You're not being dramatic. You're feeling really unwell. What an asshole.
Anonymous
Anonymous wrote:
Anonymous wrote:He's a dick. Stop catering to him. How does he live up to his obligations?


He pays about 70% of the bills. I pay the rest and do all the cleaning, cooking and shopping. This was our agreement and I am 100% fine with it (when I'm healthy). No kids.


All? And you work full time?

DTMFA.
Anonymous
OP, I'm really sorry to read this and hope you're feeling better. I can't even begin to express the number of red flags in your posts. I would seriously reconsider this relationship as it stands now. He's showing you his true colors, as others have noted, but also shouting from the rooftops how little (if at all) he respects you. When the respect is gone, it's gone. You have a major problem on your hands here. I wouldn't ignore this and hope it gets better, it won't. And I echo what others are saying - of all thing holy, do not have children with this man.
Anonymous
OP, you need a week on prednisone (at least 40 mg a day). Get thee to a doctor.
Anonymous
Run, OP. Do not have kids with him.
Anonymous
How long have you been married?
How long did you date prior to marriage?
Is the the first time he's revealed himself like this?

Anonymous
Anonymous wrote:
Anonymous wrote:
Anonymous wrote:He's a dick. Stop catering to him. How does he live up to his obligations?

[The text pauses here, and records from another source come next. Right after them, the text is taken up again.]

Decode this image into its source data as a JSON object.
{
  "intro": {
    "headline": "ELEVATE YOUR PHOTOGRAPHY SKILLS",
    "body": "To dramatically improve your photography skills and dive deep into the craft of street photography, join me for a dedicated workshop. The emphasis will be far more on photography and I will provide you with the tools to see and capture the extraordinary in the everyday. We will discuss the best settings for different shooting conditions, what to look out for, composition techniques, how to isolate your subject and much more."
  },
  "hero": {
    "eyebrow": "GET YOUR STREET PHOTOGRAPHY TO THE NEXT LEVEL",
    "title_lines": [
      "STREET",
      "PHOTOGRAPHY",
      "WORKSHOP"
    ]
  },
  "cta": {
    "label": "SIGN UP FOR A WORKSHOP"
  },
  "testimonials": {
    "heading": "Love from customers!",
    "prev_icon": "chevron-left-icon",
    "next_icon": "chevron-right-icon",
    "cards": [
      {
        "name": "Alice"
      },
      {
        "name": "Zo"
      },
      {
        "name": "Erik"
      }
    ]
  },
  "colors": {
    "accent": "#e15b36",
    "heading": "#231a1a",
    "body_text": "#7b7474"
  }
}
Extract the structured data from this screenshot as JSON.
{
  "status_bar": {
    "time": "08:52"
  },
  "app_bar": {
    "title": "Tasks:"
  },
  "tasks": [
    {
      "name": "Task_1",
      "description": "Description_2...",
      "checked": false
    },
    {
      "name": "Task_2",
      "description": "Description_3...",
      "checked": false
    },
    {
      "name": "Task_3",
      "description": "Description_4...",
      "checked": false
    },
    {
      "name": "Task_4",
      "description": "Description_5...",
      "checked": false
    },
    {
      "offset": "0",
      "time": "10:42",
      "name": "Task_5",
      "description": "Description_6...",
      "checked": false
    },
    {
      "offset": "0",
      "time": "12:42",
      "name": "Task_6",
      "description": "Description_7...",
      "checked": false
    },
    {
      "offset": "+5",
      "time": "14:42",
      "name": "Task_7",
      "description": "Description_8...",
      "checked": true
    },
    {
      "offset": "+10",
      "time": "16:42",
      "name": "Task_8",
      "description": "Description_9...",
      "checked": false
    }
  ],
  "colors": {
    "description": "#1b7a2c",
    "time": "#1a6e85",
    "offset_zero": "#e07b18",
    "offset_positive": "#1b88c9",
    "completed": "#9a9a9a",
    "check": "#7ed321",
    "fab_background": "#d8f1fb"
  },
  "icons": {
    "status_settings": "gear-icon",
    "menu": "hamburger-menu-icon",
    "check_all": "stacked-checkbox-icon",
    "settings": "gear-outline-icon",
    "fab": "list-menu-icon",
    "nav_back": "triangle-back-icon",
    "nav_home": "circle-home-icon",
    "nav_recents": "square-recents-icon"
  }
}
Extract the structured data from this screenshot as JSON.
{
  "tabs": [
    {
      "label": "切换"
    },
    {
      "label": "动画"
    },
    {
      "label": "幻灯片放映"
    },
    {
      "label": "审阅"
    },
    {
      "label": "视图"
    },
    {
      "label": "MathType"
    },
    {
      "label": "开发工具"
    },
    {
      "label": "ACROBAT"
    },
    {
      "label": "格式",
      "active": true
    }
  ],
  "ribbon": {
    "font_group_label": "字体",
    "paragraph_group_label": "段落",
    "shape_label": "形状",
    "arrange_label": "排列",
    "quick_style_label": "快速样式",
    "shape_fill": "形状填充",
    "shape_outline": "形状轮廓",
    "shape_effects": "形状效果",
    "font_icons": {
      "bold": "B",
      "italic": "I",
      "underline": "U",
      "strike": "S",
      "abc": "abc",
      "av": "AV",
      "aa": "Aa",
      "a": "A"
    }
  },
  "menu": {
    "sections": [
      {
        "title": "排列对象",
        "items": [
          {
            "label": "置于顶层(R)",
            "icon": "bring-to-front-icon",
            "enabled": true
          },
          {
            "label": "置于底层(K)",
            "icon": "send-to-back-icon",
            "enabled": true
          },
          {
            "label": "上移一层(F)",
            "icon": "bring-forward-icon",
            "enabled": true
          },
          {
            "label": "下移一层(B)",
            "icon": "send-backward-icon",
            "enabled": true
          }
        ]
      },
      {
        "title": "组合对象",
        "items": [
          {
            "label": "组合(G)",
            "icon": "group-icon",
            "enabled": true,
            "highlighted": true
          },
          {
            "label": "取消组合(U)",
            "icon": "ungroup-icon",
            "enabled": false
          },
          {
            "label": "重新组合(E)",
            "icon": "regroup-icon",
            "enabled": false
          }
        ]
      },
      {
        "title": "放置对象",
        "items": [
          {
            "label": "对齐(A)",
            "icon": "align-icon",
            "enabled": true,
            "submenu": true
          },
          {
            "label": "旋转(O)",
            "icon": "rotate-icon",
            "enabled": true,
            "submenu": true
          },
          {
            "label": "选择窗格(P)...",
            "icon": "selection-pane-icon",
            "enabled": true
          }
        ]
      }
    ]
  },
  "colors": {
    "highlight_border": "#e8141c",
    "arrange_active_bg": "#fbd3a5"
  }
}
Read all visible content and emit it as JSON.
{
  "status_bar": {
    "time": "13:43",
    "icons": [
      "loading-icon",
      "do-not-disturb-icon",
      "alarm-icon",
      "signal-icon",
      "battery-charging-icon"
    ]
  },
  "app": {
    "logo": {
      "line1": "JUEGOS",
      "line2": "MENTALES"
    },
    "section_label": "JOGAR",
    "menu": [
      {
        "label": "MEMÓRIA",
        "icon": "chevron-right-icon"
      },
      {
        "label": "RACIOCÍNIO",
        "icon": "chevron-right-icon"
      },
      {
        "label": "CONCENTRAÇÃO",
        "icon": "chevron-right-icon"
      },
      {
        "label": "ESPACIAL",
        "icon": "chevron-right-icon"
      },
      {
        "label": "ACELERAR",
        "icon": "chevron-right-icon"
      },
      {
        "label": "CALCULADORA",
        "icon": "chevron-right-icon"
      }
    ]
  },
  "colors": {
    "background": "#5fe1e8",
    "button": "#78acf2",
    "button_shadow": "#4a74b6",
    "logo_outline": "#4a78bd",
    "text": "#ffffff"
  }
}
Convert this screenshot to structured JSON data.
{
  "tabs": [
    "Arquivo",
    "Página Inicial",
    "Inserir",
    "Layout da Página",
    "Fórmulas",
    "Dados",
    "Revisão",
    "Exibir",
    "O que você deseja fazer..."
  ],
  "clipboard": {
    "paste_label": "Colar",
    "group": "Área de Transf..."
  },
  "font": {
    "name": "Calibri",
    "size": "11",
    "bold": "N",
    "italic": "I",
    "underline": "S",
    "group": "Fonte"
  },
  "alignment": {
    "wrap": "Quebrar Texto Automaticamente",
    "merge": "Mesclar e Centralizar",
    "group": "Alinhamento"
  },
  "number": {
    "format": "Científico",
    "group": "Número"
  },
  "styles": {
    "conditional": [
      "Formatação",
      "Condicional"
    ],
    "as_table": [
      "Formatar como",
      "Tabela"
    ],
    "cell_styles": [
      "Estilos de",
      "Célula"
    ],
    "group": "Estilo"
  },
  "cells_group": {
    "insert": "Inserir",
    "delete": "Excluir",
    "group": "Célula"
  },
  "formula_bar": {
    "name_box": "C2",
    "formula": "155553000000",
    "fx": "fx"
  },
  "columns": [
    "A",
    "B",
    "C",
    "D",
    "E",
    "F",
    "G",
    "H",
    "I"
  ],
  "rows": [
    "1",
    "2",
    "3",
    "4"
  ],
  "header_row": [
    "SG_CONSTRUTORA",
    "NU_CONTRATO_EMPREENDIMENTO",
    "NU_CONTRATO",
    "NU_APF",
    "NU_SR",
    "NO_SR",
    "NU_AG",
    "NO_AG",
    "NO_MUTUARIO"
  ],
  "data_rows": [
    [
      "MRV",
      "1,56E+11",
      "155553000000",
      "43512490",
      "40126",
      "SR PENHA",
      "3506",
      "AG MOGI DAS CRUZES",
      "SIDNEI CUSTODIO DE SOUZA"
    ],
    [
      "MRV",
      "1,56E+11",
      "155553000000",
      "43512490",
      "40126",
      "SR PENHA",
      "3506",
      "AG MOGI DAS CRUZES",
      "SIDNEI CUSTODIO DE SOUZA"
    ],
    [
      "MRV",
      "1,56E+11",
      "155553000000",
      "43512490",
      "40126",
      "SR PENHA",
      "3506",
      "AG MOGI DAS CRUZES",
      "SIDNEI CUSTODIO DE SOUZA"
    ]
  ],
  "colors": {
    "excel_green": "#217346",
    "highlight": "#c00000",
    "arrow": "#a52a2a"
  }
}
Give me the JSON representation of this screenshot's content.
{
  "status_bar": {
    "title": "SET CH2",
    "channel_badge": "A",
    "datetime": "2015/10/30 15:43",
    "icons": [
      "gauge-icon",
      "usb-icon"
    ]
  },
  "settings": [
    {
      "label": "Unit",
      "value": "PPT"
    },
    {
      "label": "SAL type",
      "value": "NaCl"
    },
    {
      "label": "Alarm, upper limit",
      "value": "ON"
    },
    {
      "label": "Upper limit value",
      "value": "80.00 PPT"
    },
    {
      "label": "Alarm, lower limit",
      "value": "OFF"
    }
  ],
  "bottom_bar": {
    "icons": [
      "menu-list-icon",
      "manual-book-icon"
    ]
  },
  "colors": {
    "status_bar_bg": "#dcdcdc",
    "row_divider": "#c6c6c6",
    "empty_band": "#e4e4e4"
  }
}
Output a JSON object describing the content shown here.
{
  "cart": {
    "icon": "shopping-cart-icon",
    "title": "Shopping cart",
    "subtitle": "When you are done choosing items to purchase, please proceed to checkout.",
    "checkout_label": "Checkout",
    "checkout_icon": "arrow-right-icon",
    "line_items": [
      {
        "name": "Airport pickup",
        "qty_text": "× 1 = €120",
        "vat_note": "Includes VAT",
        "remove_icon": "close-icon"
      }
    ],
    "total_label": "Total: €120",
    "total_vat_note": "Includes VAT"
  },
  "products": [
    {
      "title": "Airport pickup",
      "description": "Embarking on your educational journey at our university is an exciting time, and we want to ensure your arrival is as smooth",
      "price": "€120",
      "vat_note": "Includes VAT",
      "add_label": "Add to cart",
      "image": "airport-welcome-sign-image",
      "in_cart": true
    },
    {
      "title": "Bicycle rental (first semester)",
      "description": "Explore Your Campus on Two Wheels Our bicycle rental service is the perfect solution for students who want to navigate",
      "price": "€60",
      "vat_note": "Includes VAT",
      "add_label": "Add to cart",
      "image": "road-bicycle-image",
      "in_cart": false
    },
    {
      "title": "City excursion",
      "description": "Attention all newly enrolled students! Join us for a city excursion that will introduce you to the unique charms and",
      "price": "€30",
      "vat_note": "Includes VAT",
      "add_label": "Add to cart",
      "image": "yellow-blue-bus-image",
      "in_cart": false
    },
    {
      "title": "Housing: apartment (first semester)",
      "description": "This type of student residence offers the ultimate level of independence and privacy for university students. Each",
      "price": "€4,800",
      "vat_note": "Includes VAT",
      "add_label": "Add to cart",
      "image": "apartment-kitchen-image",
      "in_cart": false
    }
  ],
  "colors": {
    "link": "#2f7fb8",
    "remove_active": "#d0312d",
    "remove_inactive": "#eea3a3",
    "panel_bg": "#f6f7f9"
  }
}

He pays about 70% of the bills. I pay the rest and do all the cleaning, cooking and shopping. This was our agreement and I am 100% fine with it (when I'm healthy). No kids.


All? And you work full time?

DTMFA.


No decent DH would be "fine" with that arrangement. What decent man is okay watching his partner run herself into the ground? He has serious control issues. Something is wrong with him, he is being extra controlling because you have the audacity to slightly slow down when you are sick.
Anonymous
You need to see him for what he is - good or bad. I had the same man. He actually yelled at me in the hospital after having a C-Section holding our new baby that he was leaving and going home (9pm after a 1pm birth). He said the hospital room was only designed for the mom and not made for him - so he stormed out. Get ready for a jealous man when your kids are born. He never changed and it took me another 5 years to see what was clearly in front of me. Divorcing now.
Anonymous
Yes, I've been there too. I thought he'd get it, grow up, see that I was doing everything and he needed to pitch in. He had grown up in a culture where women do everything and take all blame, and he acted like a visiting emperor at home. So there I was, with three kids, a job, totally doing all childcare and household stuff, and he would throw trash on the floor rather than take out the full trash can, and throw tantrums about everything and whine that I didn't give him enough attention. You know that's where you're headed, and you need to stop that train now before it goes any farther. It gets horribly hard when kids enter the picture.